Cet amendement porte sur un sujet difficile : la prostitution. Comme je l’ai indiqué lors de la discussion générale, j’aimerais que nous inversions notre regard sur la prostitution.
En général, lorsque nous évoquons les personnes prostituées, nous y voyons des personnes un peu « complices ». D’ailleurs, un récent film a défendu la thèse selon laquelle la plupart des femmes désiraient en leur for intérieur être des prostituées. Je vous rappelle également qu’un grand créateur – Louis Vuitton, pour ne pas le nommer – a organisé son défilé de mode autour de la mise en scène de mannequins qui étaient en réalité des femmes prostituées.
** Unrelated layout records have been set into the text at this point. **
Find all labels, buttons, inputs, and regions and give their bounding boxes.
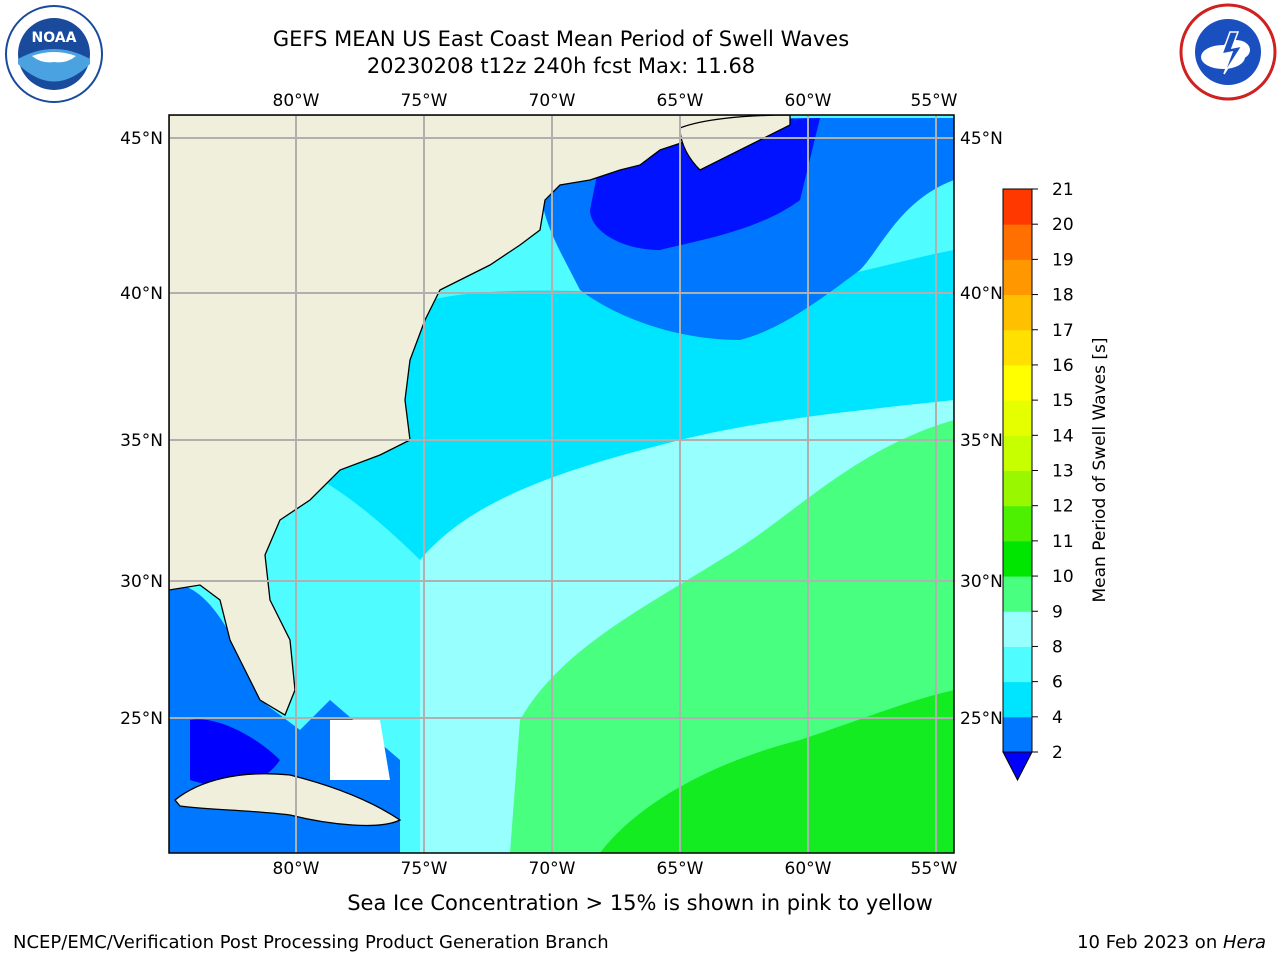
- colorbar-tick-label: 14: [1052, 426, 1074, 446]
- colorbar-segment: [1003, 505, 1032, 542]
- colorbar-segment: [1003, 611, 1032, 647]
- lon-label-top: 70°W: [529, 91, 576, 111]
- noaa-logo: NOAA: [5, 5, 103, 103]
- lat-label-left: 25°N: [120, 709, 163, 729]
- colorbar-segment: [1003, 400, 1032, 436]
- lon-label-bottom: 60°W: [785, 859, 832, 879]
- land-nova-scotia: [679, 115, 791, 171]
- lon-label-top: 55°W: [911, 91, 958, 111]
- colorbar-segment: [1003, 646, 1032, 683]
- swell-band-below-2s-gulf: [190, 719, 280, 786]
- colorbar-segment: [1003, 224, 1032, 260]
- lon-label-top: 65°W: [657, 91, 704, 111]
- lat-label-left: 30°N: [120, 572, 163, 592]
- lon-label-top: 75°W: [401, 91, 448, 111]
- colorbar-tick-label: 19: [1052, 250, 1074, 270]
- lat-label-right: 40°N: [960, 284, 1003, 304]
- colorbar-segment: [1003, 294, 1032, 331]
- lat-label-right: 45°N: [960, 129, 1003, 149]
- colorbar-tick-label: 15: [1052, 391, 1074, 411]
- lat-label-left: 40°N: [120, 284, 163, 304]
- map-title: GEFS MEAN US East Coast Mean Period of S…: [272, 27, 850, 51]
- colorbar-segment: [1003, 189, 1032, 225]
- colorbar-tick-label: 8: [1052, 637, 1063, 657]
- colorbar-segment: [1003, 716, 1032, 753]
- colorbar-tick-label: 12: [1052, 497, 1074, 517]
- colorbar-tick-label: 13: [1052, 462, 1074, 482]
- lon-label-top: 60°W: [785, 91, 832, 111]
- colorbar: 2 4 6 8 9 10 11 12 13 14 15 16 17 18 19 20 21: [1002, 180, 1074, 782]
- lat-label-left: 35°N: [120, 431, 163, 451]
- colorbar-tick-label: 11: [1052, 532, 1074, 552]
- colorbar-segment: [1003, 259, 1032, 296]
- map-frame: [168, 114, 955, 854]
- lon-label-bottom: 75°W: [401, 859, 448, 879]
- map-subtitle: 20230208 t12z 240h fcst Max: 11.68: [366, 54, 756, 78]
- colorbar-tick-label: 17: [1052, 321, 1074, 341]
- colorbar-segment: [1003, 576, 1032, 612]
- date-prefix: 10 Feb 2023 on: [1077, 932, 1223, 953]
- colorbar-segment: [1003, 540, 1032, 577]
- noaa-logo-text: NOAA: [32, 30, 77, 46]
- colorbar-segment: [1003, 435, 1032, 471]
- colorbar-tick-label: 18: [1052, 286, 1074, 306]
- colorbar-tick-label: 4: [1052, 708, 1063, 728]
- lon-label-bottom: 55°W: [911, 859, 958, 879]
- lat-label-right: 35°N: [960, 431, 1003, 451]
- lon-label-bottom: 70°W: [529, 859, 576, 879]
- lat-label-right: 25°N: [960, 709, 1003, 729]
- credit-text: NCEP/EMC/Verification Post Processing Pr…: [13, 932, 609, 953]
- colorbar-tick-label: 20: [1052, 215, 1074, 235]
- colorbar-extend-arrow: [1002, 751, 1033, 782]
- colorbar-segment: [1003, 681, 1032, 718]
- lon-label-bottom: 80°W: [273, 859, 320, 879]
- colorbar-tick-label: 10: [1052, 567, 1074, 587]
- nws-logo: [1179, 3, 1277, 101]
- lat-label-right: 30°N: [960, 572, 1003, 592]
- colorbar-tick-label: 6: [1052, 673, 1063, 693]
- colorbar-segment: [1003, 470, 1032, 507]
- colorbar-tick-label: 2: [1052, 743, 1063, 763]
- graticule: [169, 115, 954, 853]
- lon-label-bottom: 65°W: [657, 859, 704, 879]
- swell-band-10-11s: [600, 690, 954, 853]
- colorbar-label: Mean Period of Swell Waves [s]: [1090, 338, 1110, 603]
- sea-ice-note: Sea Ice Concentration > 15% is shown in …: [347, 891, 933, 915]
- lat-label-left: 45°N: [120, 129, 163, 149]
- machine-name: Hera: [1222, 932, 1266, 953]
- colorbar-tick-label: 21: [1052, 180, 1074, 200]
- colorbar-tick-label: 9: [1052, 602, 1063, 622]
- colorbar-tick-label: 16: [1052, 356, 1074, 376]
- colorbar-segment: [1003, 364, 1032, 401]
- land-cuba: [174, 773, 402, 827]
- date-text: 10 Feb 2023 on Hera: [1077, 932, 1266, 953]
- land-north-america: [169, 115, 762, 716]
- swell-band-4-6s: [300, 250, 954, 560]
- lon-label-top: 80°W: [273, 91, 320, 111]
- swell-period-map: 80°W 75°W 70°W 65°W 60°W 55°W 80°W 75°W …: [120, 91, 1110, 879]
- bahamas-no-data: [330, 720, 390, 780]
- colorbar-segment: [1003, 329, 1032, 366]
En réalité, sur environ 20 000 femmes prostituées dans la rue – il s’agit d’une estimation, car nous ne disposons pas de chiffres exacts aujourd'hui –, 90 % d’entre elles sont victimes de réseaux de traite des êtres humains. Et ce que nous avons découvert avec Jean-Pierre Godefroy dans le cadre de la mission sur la situation sociale des personnes prostituées est absolument effrayant ! Or tout cela se passe chez nous.
Des réseaux profitent à travers l’Europe de certaines failles qui nous empêchent de les combattre efficacement. Des personnes sont obligées de se prostituer nues dans le bois de Vincennes, à vingt ou trente mètres de la route. Nous dénonçons tout cela, mais, aujourd'hui, personne ne fait rien !
Certes, il y a effectivement des personnes qui, à un moment ou un autre, ont fait le choix de la prostitution. J’ai rencontré des femmes prostituées dites « traditionnelles » ; elles sont extrêmement respectables et méritent vraiment que nous portions aujourd'hui un autre regard sur elles et que nous entendions ce qu’elles nous disent. Mais c’est une minorité qui a fait ce choix. La très grande majorité ne l’a pas fait. Et les réseaux se jouent justement de la distinction que nous essayons de faire entre « traite » et « prostitution » !
Par nos grands principes, et par une forme d’aveuglement bien volontaire, nous contribuons au maintien de réseaux de criminalité très bien organisés. Depuis la fin des années quatre-vingt-dix, la traite se place en troisième position de la criminalité organisée à l’échelle internationale, après le trafic d’armes et le trafic de drogue, et elle se développe à très grande vitesse. En plus, avec la vague du porno chic, cela faisait très bien d’apparaître comme totalement libéré sexuellement…
C'est la raison pour laquelle cet amendement – je me doute bien qu’il ne sera pas adopté, pour des raisons très diverses – vise simplement à renverser la logique. Il s’inscrit dans la continuité de mon amendement précédent : les femmes prostituées sont des victimes ; elles doivent être considérées comme telles et protégées, pour pouvoir dénoncer les réseaux de traite. Les clients ne peuvent pas être aveugles ; ils ne peuvent pas ignorer la situation des personnes prostituées, qui sont en très grande majorité des femmes.
En 2011, l’Assemblée nationale a adopté à l’unanimité, c'est-à-dire avec le soutien de tous les groupes politiques, une résolution sur le sujet ; l’unanimité s’expliquait peut-être parce que la résolution n’avait pas de traduction législative.
Nous avons l’occasion, dans un débat portant sur les femmes, sur la dignité que nous devons leur reconnaître et sur l’égalité, d’aborder de nouveau la question.
Je sais, et j’en suis très triste, que mon amendement ne sera pas adopté. Mais je souhaite tout de même que nous portions ce débat ; il y aura certainement des promesses de discussions futures. La résolution date de 2011, et nous sommes en 2013 ; rien ne s’est passé entre-temps. Je ne jette la pierre à personne : nous en sommes tous collectivement responsables.
Je ne suis pas directement concernée par le problème. Mais, alors que j’avais toujours eu un regard un peu distant – je me disais : « Les femmes qui se prostituent l’ont sans doute choisi, c’est la vie… » –, j’ai rencontré des femmes extrêmement dignes, qui souhaitaient être considérées autrement.
À mon sens, la responsabilisation du client – cet amendement a pour objet une pénalisation, mais j’ai également déposé un amendement visant à cette responsabilisation – est véritablement un message que nous devons envoyer à la société aujourd'hui.
Nous avons été précurseurs pour les droits de l’homme ; il serait temps que nous les mettions en œuvre en allant jusqu’au bout de nos idées. Je le dis avec conviction, même si j’ai malheureusement peu de chances d’être suivie ce soir.